L'importance du sommeil paradoxal
En général, vous passez donc moins de temps en sommeil paradoxal si vous avez bu un verre ou deux avant de vous coucher. Le sommeil paradoxal est la phase pendant laquelle nous rêvons. Cependant, des recherches plus récentes montrent que nous rêvons aussi pendant d'autres phases. Les rêves REM sont les rêves les plus lucides que vous pouvez faire pendant la nuit. Dans cette phase importante du sommeil, il ne s'agit cependant pas seulement de rêver.
- Vous accumulez des souvenirs et votre concentration diurne s'améliore.
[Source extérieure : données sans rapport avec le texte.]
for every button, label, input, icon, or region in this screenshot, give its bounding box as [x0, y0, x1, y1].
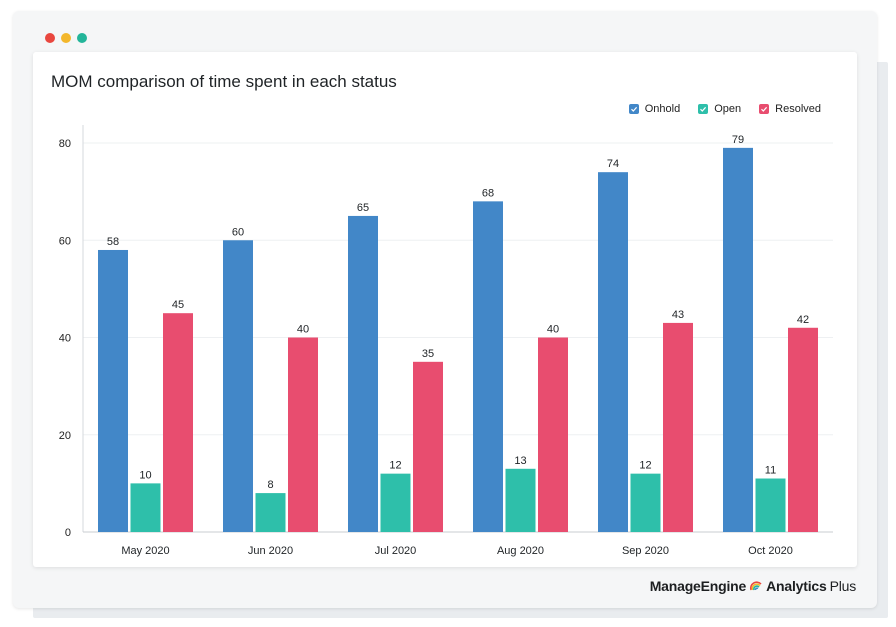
bar-onhold [348, 215, 378, 532]
legend-swatch-open-icon [698, 104, 709, 114]
data-label: 68 [482, 187, 494, 199]
data-label: 40 [297, 324, 309, 336]
data-label: 43 [672, 309, 684, 321]
bar-onhold [223, 240, 253, 532]
bar-open [380, 473, 411, 532]
x-tick-label: Aug 2020 [497, 545, 544, 557]
bar-onhold [598, 172, 628, 533]
legend-label-open: Open [714, 103, 742, 115]
brand-logo: ManageEngine Analytics Plus [649, 578, 857, 594]
data-label: 11 [765, 465, 776, 477]
x-tick-label: May 2020 [121, 545, 169, 557]
bar-open [505, 468, 536, 532]
bar-resolved [288, 337, 318, 532]
y-tick-label: 0 [65, 527, 71, 539]
bar-open [630, 473, 661, 532]
brand-product: Analytics [766, 578, 827, 594]
data-label: 13 [514, 455, 526, 467]
bar-open [755, 478, 786, 532]
data-label: 8 [267, 479, 273, 491]
y-tick-label: 60 [59, 235, 71, 247]
data-label: 45 [172, 299, 184, 311]
maximize-dot-icon[interactable] [77, 33, 87, 43]
x-tick-label: Oct 2020 [748, 545, 793, 557]
legend-swatch-onhold-icon [628, 104, 639, 114]
data-label: 35 [422, 348, 434, 360]
data-label: 12 [389, 460, 401, 472]
brand-company: ManageEngine [649, 578, 747, 594]
data-label: 40 [547, 324, 559, 336]
bar-resolved [663, 322, 693, 532]
data-label: 74 [607, 158, 619, 170]
chart-title: MOM comparison of time spent in each sta… [51, 72, 397, 91]
bar-chart: 0 20 40 60 80 58 10 45 May 2020 60 8 40 Jun 2020 65 12… [59, 125, 833, 557]
y-tick-label: 20 [59, 430, 71, 442]
data-label: 65 [357, 202, 369, 214]
bar-resolved [538, 337, 568, 532]
x-tick-label: Jul 2020 [375, 545, 417, 557]
legend-item-resolved[interactable]: Resolved [759, 103, 821, 115]
data-label: 58 [107, 236, 119, 248]
legend-swatch-resolved-icon [759, 104, 770, 114]
bar-resolved [413, 361, 443, 532]
x-tick-label: Sep 2020 [622, 545, 669, 557]
bar-onhold [723, 147, 753, 533]
data-label: 12 [639, 460, 651, 472]
legend-item-open[interactable]: Open [698, 103, 741, 115]
bar-open [130, 483, 161, 532]
close-dot-icon[interactable] [45, 33, 55, 43]
brand-swirl-icon [750, 581, 762, 591]
minimize-dot-icon[interactable] [61, 33, 71, 43]
chart-card: MOM comparison of time spent in each sta… [33, 52, 857, 567]
legend-label-onhold: Onhold [644, 103, 681, 115]
legend-item-onhold[interactable]: Onhold [628, 103, 681, 115]
data-label: 60 [232, 226, 244, 238]
bar-resolved [788, 327, 818, 532]
y-tick-label: 80 [59, 138, 71, 150]
bar-onhold [98, 249, 128, 532]
data-label: 79 [732, 134, 744, 146]
chart-legend: Onhold Open Resolved [628, 103, 821, 115]
x-tick-label: Jun 2020 [248, 545, 293, 557]
bar-onhold [473, 201, 503, 532]
bar-resolved [163, 313, 193, 532]
legend-label-resolved: Resolved [775, 103, 821, 115]
y-tick-label: 40 [59, 333, 71, 345]
data-label: 42 [797, 314, 809, 326]
bar-open [255, 493, 286, 532]
data-label: 10 [139, 469, 151, 481]
brand-suffix: Plus [829, 578, 857, 594]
- Vous expulsez les informations inutiles.
- En particulier chez les enfants, le sommeil paradoxal joue un rôle dans le développement du cerveau.
Mais quel est l'effet à long terme d'une réduction du sommeil paradoxal ? Contrairement à l'absence de sommeil profond, on peut vivre sans sommeil paradoxal, mais celui-ci entraîne les effets suivants :
- Vous devenez distrait.
- Pendant la journée, vous êtes terne et sans énergie.
- Vous êtes moins capable d'évaluer les situations.
- Vous êtes moins capable de faire face au stress.
- Risque accru de migraine.
- Risque accru d'obésité.
Combien de temps l'alcool reste-t-il dans votre sang ?
Un verre d'alcool reste dans le sang pendant environ une heure et demie avant d'être dégradé. En effet, le foie peut décomposer 7 g d'alcool par heure. Mais si vous buvez plus d'un verre, le temps nécessaire à votre foie pour dégrader l'alcool augmente également.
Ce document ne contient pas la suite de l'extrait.